Good and wise people don't bring knives to gunfights.


Yes but we have made the judiciary the judge of what goes further than free speech, not the legislative.

And that is key.

PREEMPTIVE censorship is always a mistake because it only relies on power ideologies.


[flagged]


What does that even mean? Did I agree to that?


You seem to want us to fight them with one arm behind our back. I, however, don't care whatever it is you think "we" decided. I believe we should fight fascist propaganda with all the the tools we can grab. Lord knows they are. Current authoritarian disinformation campaigns are a massive and immediate threat to all humanity. If you think so too, then stop bringing knives to this gunfight.


The problem is determining who is a fascist. The term fascist (and also Nazi) is one of the most overused words resulting in many people being falsely labeled fascist.


> we should fight fascist propaganda with all the the tools we can grab.

“What would you do? Cut a great road through the law to get after the Devil?”


Ironically, you were censored (flagged) in following posts while arguing for censorship. Further, in your example, the people are clearly the problem. They need to learn how to fact check and educate themselves. Victim blaming is OKAY when people make themselves the victim by their inaction.


Exactly, the current strain of Conservative "thought" is to attack all forms of authority in order to muddle the truth and introduce doubt that any subject is knowable or provable. Allowing misinformation to spread serves that goal nicely and all they have to do is sit back and do nothing.

Their entire goal is to create a society where their gut opinions are just as good as knowledge from experts, because experts hurt their feelings (e.g. the Conservative reaction to the 1619 Project: https://en.wikipedia.org/wiki/1776_Commission).


> Exactly, the current strain of Conservative "thought" is to attack all forms of authority in order to muddle the truth and introduce doubt that any subject is knowable or provable.

Which is kind of a weird whiplash, because it was not all that long ago that that was the standard attack of the Right against the “postmodern” Left.


This is a strikingly illiberal stance. Attacking free speech is precisely the opposite of what civil liberties has traditionally all been about.

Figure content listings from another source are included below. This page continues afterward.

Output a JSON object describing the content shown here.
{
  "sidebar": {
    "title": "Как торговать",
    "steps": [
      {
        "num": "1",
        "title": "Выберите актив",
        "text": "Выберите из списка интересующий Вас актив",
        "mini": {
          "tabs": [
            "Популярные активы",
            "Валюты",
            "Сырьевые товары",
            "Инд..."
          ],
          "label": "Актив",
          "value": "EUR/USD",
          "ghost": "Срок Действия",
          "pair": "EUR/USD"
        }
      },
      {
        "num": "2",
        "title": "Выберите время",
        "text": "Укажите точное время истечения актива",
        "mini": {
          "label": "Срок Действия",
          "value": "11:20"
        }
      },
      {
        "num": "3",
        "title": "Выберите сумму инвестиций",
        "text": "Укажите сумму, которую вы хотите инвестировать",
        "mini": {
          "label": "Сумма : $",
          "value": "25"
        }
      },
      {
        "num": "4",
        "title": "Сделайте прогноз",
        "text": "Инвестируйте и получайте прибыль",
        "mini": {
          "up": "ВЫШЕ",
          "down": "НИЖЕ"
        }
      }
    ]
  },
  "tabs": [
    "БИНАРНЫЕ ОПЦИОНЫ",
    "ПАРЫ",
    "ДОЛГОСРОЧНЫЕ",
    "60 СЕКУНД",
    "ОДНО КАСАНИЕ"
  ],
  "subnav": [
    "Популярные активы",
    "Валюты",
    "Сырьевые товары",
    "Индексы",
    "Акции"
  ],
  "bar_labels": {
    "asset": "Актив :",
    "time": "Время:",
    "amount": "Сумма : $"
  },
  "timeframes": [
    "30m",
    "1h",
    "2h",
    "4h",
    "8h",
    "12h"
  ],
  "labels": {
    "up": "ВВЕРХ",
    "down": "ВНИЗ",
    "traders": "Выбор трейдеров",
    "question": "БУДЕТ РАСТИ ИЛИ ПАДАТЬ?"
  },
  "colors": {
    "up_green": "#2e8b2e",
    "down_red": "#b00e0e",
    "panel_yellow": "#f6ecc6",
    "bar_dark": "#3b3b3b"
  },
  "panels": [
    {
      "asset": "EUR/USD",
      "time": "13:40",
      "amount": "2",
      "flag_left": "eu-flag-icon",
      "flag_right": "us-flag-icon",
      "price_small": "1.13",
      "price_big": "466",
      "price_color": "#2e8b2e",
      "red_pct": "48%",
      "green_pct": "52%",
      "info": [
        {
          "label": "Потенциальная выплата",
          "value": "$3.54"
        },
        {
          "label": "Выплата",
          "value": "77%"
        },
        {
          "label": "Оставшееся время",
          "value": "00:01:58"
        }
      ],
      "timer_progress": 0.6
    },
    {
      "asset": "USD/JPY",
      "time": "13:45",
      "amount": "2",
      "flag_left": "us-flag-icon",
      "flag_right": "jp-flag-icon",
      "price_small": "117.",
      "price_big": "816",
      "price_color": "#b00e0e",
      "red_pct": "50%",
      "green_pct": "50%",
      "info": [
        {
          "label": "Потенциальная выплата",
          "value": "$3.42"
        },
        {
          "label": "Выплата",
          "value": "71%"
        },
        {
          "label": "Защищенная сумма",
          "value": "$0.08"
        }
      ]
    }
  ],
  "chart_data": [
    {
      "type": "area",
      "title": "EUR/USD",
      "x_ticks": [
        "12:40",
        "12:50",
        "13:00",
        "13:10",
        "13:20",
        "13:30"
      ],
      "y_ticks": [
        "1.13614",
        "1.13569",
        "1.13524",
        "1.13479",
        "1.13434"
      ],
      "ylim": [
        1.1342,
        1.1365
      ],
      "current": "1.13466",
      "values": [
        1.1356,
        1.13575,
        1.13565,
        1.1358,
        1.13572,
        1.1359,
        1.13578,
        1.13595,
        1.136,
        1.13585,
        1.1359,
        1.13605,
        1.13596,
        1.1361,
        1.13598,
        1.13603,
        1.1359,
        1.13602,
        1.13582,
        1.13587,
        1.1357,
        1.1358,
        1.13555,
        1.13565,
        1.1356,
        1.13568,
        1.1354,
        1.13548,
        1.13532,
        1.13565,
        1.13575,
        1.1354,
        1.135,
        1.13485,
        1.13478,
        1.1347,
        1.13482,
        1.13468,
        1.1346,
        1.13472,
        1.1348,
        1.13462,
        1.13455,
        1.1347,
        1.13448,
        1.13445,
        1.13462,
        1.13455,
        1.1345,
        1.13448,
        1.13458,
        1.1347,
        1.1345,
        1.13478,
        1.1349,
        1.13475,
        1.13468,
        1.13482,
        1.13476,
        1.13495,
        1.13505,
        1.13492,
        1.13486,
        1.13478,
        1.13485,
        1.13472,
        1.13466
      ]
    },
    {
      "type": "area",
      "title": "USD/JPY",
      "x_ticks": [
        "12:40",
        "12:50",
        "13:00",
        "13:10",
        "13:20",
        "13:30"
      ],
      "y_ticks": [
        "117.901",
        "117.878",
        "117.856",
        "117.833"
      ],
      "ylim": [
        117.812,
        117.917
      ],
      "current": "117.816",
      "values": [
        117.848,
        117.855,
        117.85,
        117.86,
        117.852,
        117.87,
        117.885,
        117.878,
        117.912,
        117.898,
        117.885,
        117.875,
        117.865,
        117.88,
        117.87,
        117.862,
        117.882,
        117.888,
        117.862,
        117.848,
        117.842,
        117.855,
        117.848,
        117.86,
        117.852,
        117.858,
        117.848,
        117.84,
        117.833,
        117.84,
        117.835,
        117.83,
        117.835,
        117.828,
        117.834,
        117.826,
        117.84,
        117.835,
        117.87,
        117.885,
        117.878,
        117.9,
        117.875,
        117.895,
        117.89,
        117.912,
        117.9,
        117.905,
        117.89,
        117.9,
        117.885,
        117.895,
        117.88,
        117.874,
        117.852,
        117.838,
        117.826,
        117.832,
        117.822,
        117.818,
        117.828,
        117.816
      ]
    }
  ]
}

Why is it worth protecting speech that is knowingly false and inflammatory? Think about the paradox of tolerance. True free speech is under threat by the torrent of misinformation and from the constant assault on the very idea of expertise. We as a society have to be active agents to counter misinformation, we can't just sit by and hope it works itself out in "the marketplace of ideas" because that's not how misinformation functions. This is not a new problem, but the internet gives it a new scale which we have yet to reckon with.


>Why is it worth protecting speech that is knowingly false and inflammatory?

Because absurd opinion like "the earth goes round the sun" and "there's nothing wrong with being gay" were once "knowingly false and inflammatory" according to the overwhelming majority of people.


>Because absurd opinion like "the earth goes round the sun" and "there's nothing wrong with being gay" were once "knowingly false and inflammatory" according to the overwhelming majority of people.

... therefore we need to keep protecting the speech of people who still believe the world is flat and that homosexuality is an affront to God just in case?

No, I'm sorry, that's an appeal to emotion disguised as rationality. We don't need to keep knowingly false, disproven and regressive ideas around any more than we need to keep arguing the merits of miasma theory, phrenology or the luminiferous aether. To say otherwise is to claim that truth cannot exist, merit cannot be measured and all ideas are equally valid... a premise already discredited by the value judgement made by your argument.


Who is 'we'? I don't wish to be included in 'we' and I prefer that the group of 'we' not be in charge of much of anything.


Does the concept of a collective confuse you?


As long as someone can adequately explain who the collective is, and what they perceive legitimizes their ability to make decisions for others.


Isn't this venturing into Borg territory?